One of the joys of a large corporation is working with others. Especially people you've never met or heard of before. Especially via the wonderful tool called email.
You see, when large groups of people spread out across hundreds of buildings interact, there are some areas of discontinuity.
For example, simple words and phrases have the same basic definitions, but totally different measurements.
For example: Critical. Bob can think that his request for information is critical, however, it’s nothing more than one of many such requests Dave gets every day. We’re all used to that. What I’m less prepared for is an ambush. You see, when HR is doing random audit testing via email, such requests go into my medium priority bin. I’ll get to it right after I get my high priority work taken care of.
This is place where the word critical is mislabeled. When I get into the office, I start bringing up the applications required to do my job. Things we’re paid to watch all the time. While they’re coming up, I check my email for anything with large business repercussions, or marked super-duper-mega-urgent. I finish setting up and make sure my job is taken care of and everything is alive and well. Then start whittling away at my inbox.

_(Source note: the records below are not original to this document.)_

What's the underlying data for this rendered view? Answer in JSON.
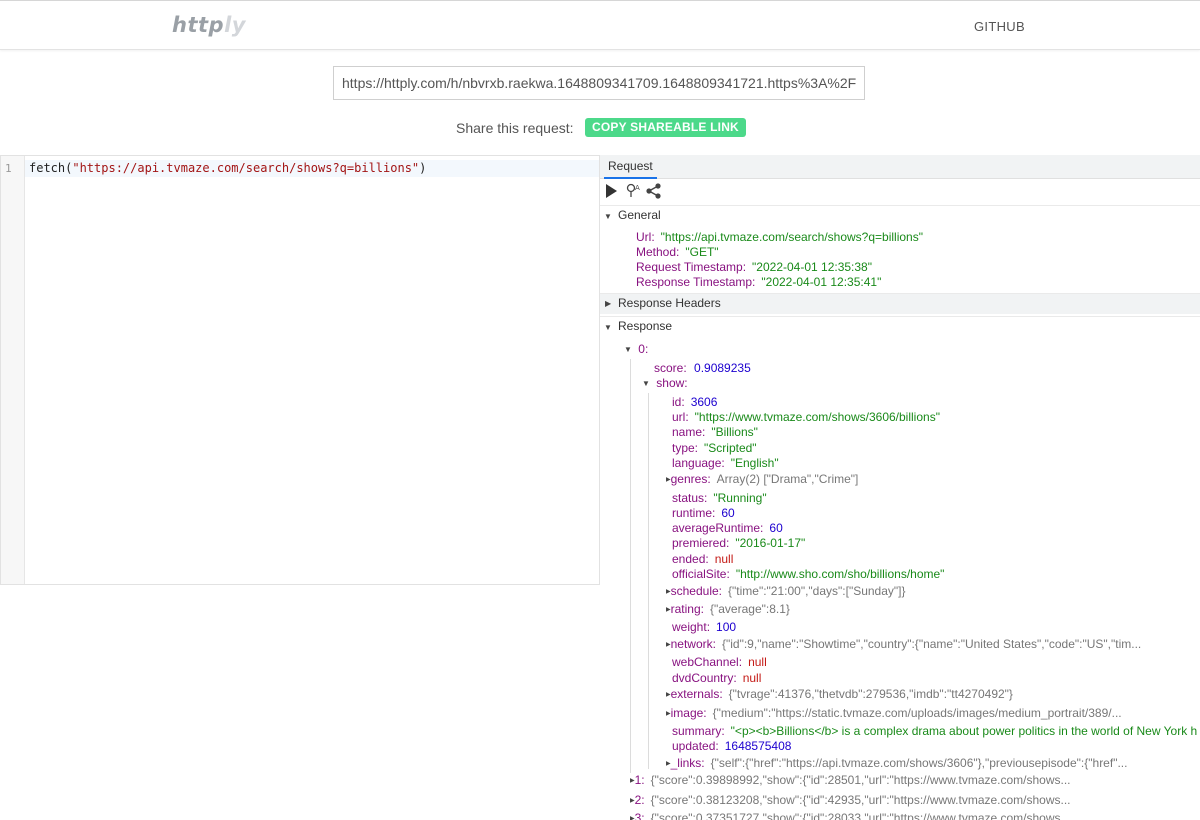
{
  "app": {
    "logo_part1": "http",
    "logo_part2": "ly",
    "github_label": "GITHUB"
  },
  "url_bar": {
    "value": "https://httply.com/h/nbvrxb.raekwa.1648809341709.1648809341721.https%3A%2F"
  },
  "share": {
    "label": "Share this request:",
    "button": "COPY SHAREABLE LINK"
  },
  "editor": {
    "line_number": "1",
    "code_fn": "fetch(",
    "code_str": "\"https://api.tvmaze.com/search/shows?q=billions\"",
    "code_end": ")"
  },
  "panel": {
    "tab_label": "Request",
    "general": {
      "label": "General",
      "fields": [
        {
          "key": "Url:",
          "value": "\"https://api.tvmaze.com/search/shows?q=billions\""
        },
        {
          "key": "Method:",
          "value": "\"GET\""
        },
        {
          "key": "Request Timestamp:",
          "value": "\"2022-04-01 12:35:38\""
        },
        {
          "key": "Response Timestamp:",
          "value": "\"2022-04-01 12:35:41\""
        }
      ]
    },
    "response_headers_label": "Response Headers",
    "response_label": "Response",
    "item0_label": "0:",
    "score": {
      "key": "score:",
      "value": "0.9089235"
    },
    "show_label": "show:",
    "show_fields": [
      {
        "key": "id:",
        "value": "3606",
        "type": "num",
        "expandable": false
      },
      {
        "key": "url:",
        "value": "\"https://www.tvmaze.com/shows/3606/billions\"",
        "type": "str",
        "expandable": false
      },
      {
        "key": "name:",
        "value": "\"Billions\"",
        "type": "str",
        "expandable": false
      },
      {
        "key": "type:",
        "value": "\"Scripted\"",
        "type": "str",
        "expandable": false
      },
      {
        "key": "language:",
        "value": "\"English\"",
        "type": "str",
        "expandable": false
      },
      {
        "key": "genres:",
        "value": "Array(2) [\"Drama\",\"Crime\"]",
        "type": "dim",
        "expandable": true
      },
      {
        "key": "status:",
        "value": "\"Running\"",
        "type": "str",
        "expandable": false
      },
      {
        "key": "runtime:",
        "value": "60",
        "type": "num",
        "expandable": false
      },
      {
        "key": "averageRuntime:",
        "value": "60",
        "type": "num",
        "expandable": false
      },
      {
        "key": "premiered:",
        "value": "\"2016-01-17\"",
        "type": "str",
        "expandable": false
      },
      {
        "key": "ended:",
        "value": "null",
        "type": "null",
        "expandable": false
      },
      {
        "key": "officialSite:",
        "value": "\"http://www.sho.com/sho/billions/home\"",
        "type": "str",
        "expandable": false
      },
      {
        "key": "schedule:",
        "value": "{\"time\":\"21:00\",\"days\":[\"Sunday\"]}",
        "type": "dim",
        "expandable": true
      },
      {
        "key": "rating:",
        "value": "{\"average\":8.1}",
        "type": "dim",
        "expandable": true
      },
      {
        "key": "weight:",
        "value": "100",
        "type": "num",
        "expandable": false
      },
      {
        "key": "network:",
        "value": "{\"id\":9,\"name\":\"Showtime\",\"country\":{\"name\":\"United States\",\"code\":\"US\",\"tim...",
        "type": "dim",
        "expandable": true
      },
      {
        "key": "webChannel:",
        "value": "null",
        "type": "null",
        "expandable": false
      },
      {
        "key": "dvdCountry:",
        "value": "null",
        "type": "null",
        "expandable": false
      },
      {
        "key": "externals:",
        "value": "{\"tvrage\":41376,\"thetvdb\":279536,\"imdb\":\"tt4270492\"}",
        "type": "dim",
        "expandable": true
      },
      {
        "key": "image:",
        "value": "{\"medium\":\"https://static.tvmaze.com/uploads/images/medium_portrait/389/...",
        "type": "dim",
        "expandable": true
      },
      {
        "key": "summary:",
        "value": "\"<p><b>Billions</b> is a complex drama about power politics in the world of New York h",
        "type": "str",
        "expandable": false
      },
      {
        "key": "updated:",
        "value": "1648575408",
        "type": "num",
        "expandable": false
      },
      {
        "key": "_links:",
        "value": "{\"self\":{\"href\":\"https://api.tvmaze.com/shows/3606\"},\"previousepisode\":{\"href\"...",
        "type": "dim",
        "expandable": true
      }
    ],
    "more_items": [
      {
        "key": "1:",
        "value": "{\"score\":0.39898992,\"show\":{\"id\":28501,\"url\":\"https://www.tvmaze.com/shows..."
      },
      {
        "key": "2:",
        "value": "{\"score\":0.38123208,\"show\":{\"id\":42935,\"url\":\"https://www.tvmaze.com/shows..."
      },
      {
        "key": "3:",
        "value": "{\"score\":0.37351727,\"show\":{\"id\":28033,\"url\":\"https://www.tvmaze.com/shows..."
      }
    ]
  }
}
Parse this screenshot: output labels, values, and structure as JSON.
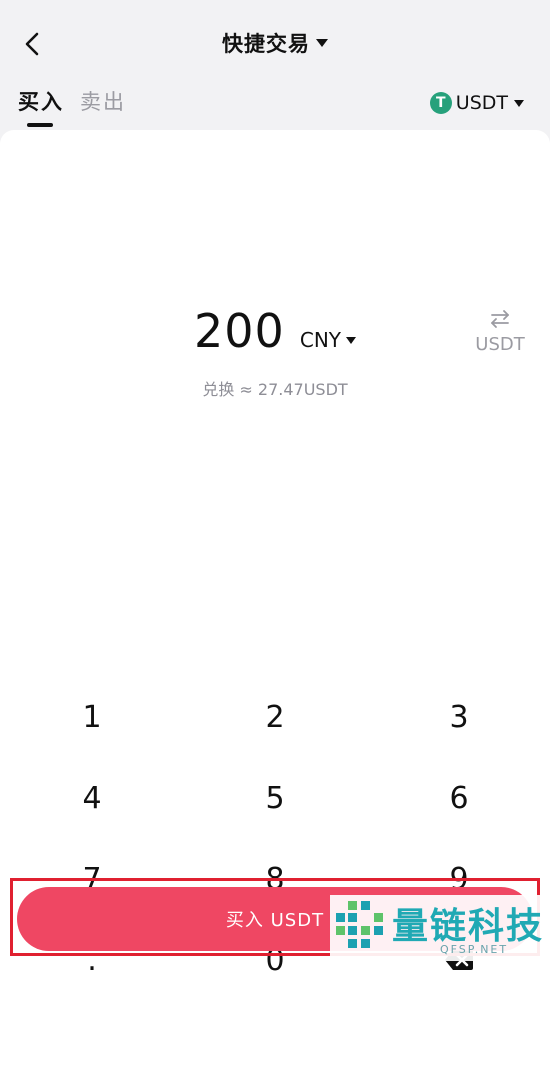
{
  "header": {
    "title": "快捷交易",
    "back_icon": "chevron-left-icon",
    "title_dropdown_icon": "caret-down-icon"
  },
  "tabs": [
    {
      "label": "买入",
      "active": true
    },
    {
      "label": "卖出",
      "active": false
    }
  ],
  "coin_selector": {
    "symbol": "USDT",
    "badge_glyph": "T",
    "icon": "tether-icon",
    "badge_color": "#26a17b"
  },
  "amount": {
    "value": "200",
    "currency": "CNY",
    "conversion_text": "兑换 ≈ 27.47USDT"
  },
  "swap": {
    "label": "USDT",
    "icon": "swap-arrows-icon"
  },
  "keypad": {
    "keys": [
      "1",
      "2",
      "3",
      "4",
      "5",
      "6",
      "7",
      "8",
      "9",
      ".",
      "0"
    ],
    "delete_icon": "backspace-icon"
  },
  "action": {
    "buy_label": "买入 USDT",
    "button_color": "#ef4763",
    "highlight_color": "#e02030"
  },
  "watermark": {
    "name": "量链科技",
    "url": "QFSP.NET",
    "color": "#20a9b4"
  }
}
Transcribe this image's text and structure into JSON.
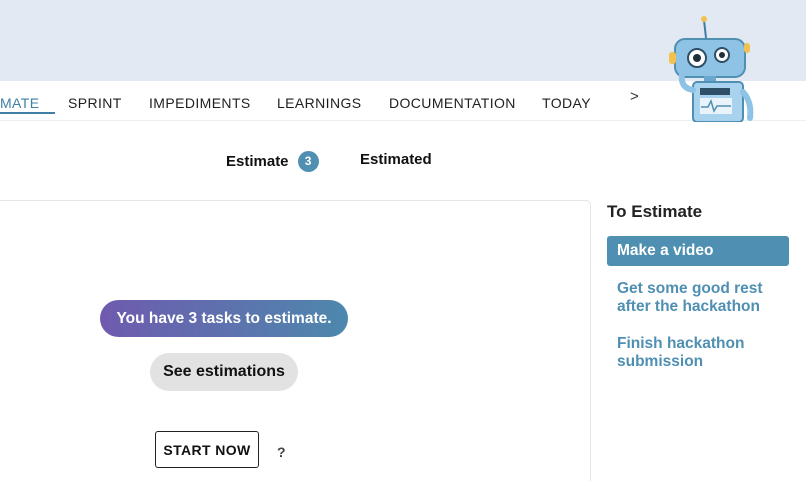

What I don’t appreciate is the ambush I received today. An automated audit email that automatically sends a read receipt to HR and informs me that I have 5 minutes to craft an email with the “critical” information they need. Of course that information isn’t remotely critical. It’s not even kinda sorta critical. It’s bullshit. In fact, they already have it. They just want ot see if *I* have it handy. Just a test to prove how quickly I’ll answer them.
It’s inconsiderate. It’s offish. And most importantly, it’s bad business. Maybe your standard office worker can put everything down for such requests. But if I do that carelessly, I can miss things. Part of my job is to be able to multitask and juggle half dozen things at the same time and not drop them. Adding additional items is aggravating. But that’s acceptable when I have time to schedule it. When it’s suddenly dropped in my lap without as much as a by-your-leave, and with implied but unstated repercussions against my performance evaluation, it’s totally unacceptable.
I know what they wanted. Test to make sure every random person the check had the information quickly available in case they needed it suddenly. Because corporate policy is that it should be within arms reach of your desk. It’s not really that important, but it make the uppity ups feel better I guess.
Lesson learned I guess. I won’t check my email until I have time free to react to bullshit from HR. This may mean that truly important messages will be dropped too. But hey, that’s the price of HR.